The Echinacea “Purple Coneflower” is a beautiful perennial plant that blooms purple/violet flowers. It was once used as an ancient herbal remedy that some still use to this very day!
Echinacea "Purple Coneflower"
Common Names or AKA Names: | Coneflower |
Botanical Name: | Echinacea purpurea |
Family: | Asteraceae |
Hardiness Zones: | Zones 3 through 8 |
Native Area: | Eastern United States |
Bloom/Harvest Time: | Depending on the climate, it blooms throughout summer into autumn. |
Simply Beautiful!
Learn More About This Plant!
Native to eastern North America, they are hardy, drought-tolerant, long-blooming, and cultivated in an ever-widening range of colors. It’s hard to find a garden without at least one variety of the bloom. Best planted in early spring (after the final frost), Purple Coneflowers will germinate in about 10 – 15 days and produce leaves in three months but can take up to 1- 2 years to actually produce blooms.
Coneflower’s daisy-like booms are actually made up of several small flowers, with petals that are sterile to lure insects toward the many fertile flowers in the central disk or cone. These flowers are rich in nectar and very popular with both bees and butterflies. Hummingbirds also enjoy Coneflowers, and birds like finches eat (and spread) the seeds.
Growing Purple Coneflower from seeds is easy enough for the beginning gardener, while long-time gardeners delight in the ease of how to care for Coneflowers.
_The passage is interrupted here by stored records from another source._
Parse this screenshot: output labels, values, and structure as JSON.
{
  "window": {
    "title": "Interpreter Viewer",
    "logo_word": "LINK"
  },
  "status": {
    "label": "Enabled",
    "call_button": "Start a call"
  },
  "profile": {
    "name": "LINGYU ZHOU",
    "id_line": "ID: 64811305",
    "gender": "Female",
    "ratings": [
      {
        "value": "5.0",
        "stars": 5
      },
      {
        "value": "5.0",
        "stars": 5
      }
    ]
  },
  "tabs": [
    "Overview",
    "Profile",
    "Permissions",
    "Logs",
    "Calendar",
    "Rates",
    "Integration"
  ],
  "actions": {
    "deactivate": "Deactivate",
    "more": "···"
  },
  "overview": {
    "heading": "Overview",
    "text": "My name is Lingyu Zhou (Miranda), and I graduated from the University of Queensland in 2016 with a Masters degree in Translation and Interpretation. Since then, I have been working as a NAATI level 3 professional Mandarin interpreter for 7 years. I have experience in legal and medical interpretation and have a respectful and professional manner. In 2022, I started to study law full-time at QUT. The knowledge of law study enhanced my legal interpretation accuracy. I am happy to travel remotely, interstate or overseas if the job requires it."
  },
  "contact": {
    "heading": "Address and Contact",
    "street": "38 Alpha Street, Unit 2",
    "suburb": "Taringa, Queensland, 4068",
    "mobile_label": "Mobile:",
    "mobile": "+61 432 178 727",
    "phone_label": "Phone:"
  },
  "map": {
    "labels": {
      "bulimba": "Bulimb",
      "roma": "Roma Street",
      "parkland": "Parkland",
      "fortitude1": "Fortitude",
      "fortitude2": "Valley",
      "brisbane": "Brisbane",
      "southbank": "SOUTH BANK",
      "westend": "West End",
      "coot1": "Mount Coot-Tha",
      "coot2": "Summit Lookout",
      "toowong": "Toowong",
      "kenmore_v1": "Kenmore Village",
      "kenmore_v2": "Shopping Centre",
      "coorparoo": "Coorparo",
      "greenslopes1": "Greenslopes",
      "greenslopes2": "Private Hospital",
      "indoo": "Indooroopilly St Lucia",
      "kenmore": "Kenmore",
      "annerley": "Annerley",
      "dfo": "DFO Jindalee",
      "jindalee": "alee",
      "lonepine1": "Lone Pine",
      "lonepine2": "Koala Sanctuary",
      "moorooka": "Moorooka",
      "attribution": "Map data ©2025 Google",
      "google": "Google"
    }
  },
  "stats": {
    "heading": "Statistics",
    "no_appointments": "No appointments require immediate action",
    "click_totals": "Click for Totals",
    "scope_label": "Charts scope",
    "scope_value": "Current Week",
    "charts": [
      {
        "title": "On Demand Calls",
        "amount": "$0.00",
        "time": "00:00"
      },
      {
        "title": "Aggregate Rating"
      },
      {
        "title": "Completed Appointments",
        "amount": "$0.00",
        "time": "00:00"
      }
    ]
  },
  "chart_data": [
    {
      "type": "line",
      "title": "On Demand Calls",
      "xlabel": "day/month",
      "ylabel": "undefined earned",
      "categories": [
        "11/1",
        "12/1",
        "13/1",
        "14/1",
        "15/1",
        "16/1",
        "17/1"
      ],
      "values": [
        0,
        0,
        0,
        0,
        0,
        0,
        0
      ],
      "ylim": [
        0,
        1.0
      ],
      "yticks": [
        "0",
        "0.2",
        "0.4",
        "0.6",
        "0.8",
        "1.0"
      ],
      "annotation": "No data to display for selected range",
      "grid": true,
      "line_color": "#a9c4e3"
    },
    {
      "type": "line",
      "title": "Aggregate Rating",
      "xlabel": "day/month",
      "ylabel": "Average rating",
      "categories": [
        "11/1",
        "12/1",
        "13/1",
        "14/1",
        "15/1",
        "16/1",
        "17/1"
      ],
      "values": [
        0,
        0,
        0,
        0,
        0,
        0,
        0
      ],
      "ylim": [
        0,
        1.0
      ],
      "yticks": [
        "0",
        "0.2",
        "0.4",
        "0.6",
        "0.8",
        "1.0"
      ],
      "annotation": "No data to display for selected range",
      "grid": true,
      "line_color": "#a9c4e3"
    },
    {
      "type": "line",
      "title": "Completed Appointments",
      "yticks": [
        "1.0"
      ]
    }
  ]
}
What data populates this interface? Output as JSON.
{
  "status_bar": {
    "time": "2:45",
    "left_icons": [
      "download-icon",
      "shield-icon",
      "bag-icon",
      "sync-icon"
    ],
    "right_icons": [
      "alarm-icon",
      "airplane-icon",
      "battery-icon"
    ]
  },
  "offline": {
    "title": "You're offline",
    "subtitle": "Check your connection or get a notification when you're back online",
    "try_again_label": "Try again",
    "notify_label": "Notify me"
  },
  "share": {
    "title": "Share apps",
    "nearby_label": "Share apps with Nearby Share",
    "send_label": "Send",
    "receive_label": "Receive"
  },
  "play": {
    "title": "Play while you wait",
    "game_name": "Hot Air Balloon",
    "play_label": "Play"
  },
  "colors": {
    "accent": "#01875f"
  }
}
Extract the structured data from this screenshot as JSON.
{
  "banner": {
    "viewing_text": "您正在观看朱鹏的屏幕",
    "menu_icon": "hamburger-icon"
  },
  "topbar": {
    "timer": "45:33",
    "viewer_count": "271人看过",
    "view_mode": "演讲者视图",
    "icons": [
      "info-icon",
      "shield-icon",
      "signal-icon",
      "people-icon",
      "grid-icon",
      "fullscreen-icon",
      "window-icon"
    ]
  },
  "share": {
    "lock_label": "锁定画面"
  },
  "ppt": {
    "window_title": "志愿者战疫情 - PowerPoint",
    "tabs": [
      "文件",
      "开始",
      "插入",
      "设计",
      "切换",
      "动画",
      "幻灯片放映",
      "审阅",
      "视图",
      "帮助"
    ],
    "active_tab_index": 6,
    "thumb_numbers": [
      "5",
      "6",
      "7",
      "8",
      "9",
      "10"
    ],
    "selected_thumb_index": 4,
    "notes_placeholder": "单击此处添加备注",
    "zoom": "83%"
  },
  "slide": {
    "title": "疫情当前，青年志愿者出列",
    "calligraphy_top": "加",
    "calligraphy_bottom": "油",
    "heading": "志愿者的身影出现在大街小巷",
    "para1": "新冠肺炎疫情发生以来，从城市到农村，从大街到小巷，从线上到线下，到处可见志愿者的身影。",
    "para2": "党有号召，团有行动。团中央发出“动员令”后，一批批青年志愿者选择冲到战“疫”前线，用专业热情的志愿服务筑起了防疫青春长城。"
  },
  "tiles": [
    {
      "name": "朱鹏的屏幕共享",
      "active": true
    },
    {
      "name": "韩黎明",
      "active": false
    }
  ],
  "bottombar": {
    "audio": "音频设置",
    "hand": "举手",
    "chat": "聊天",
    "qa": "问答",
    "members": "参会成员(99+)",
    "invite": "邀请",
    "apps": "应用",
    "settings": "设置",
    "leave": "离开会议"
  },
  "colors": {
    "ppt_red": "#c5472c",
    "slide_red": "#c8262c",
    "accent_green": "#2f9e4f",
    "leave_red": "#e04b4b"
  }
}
How to Care for Coneflowers:
Pruning Purple Coneflower:
Pruning Purple Coneflower is helpful, but not imperative. You can leave the plants standing throughout the winter months to feed the birds, and shearing them back in the spring will result in bushier plants that bloom longer into the season.
That being said, deadheading is the primary maintenance for Coneflowers. They are prolific bloomers, and deadheading (removing the dead flowers from living plants) will keep them in bloom all summer.
Flowers start blooming from the top of the stem, and each flower remains in bloom for several weeks. As the initial flower fades, more side shoots and buds will form along the stem. Keep the plants deadheaded, and you’ll keep getting more flowers. The process will also help prevent an overabundance of self-seeding from the plant.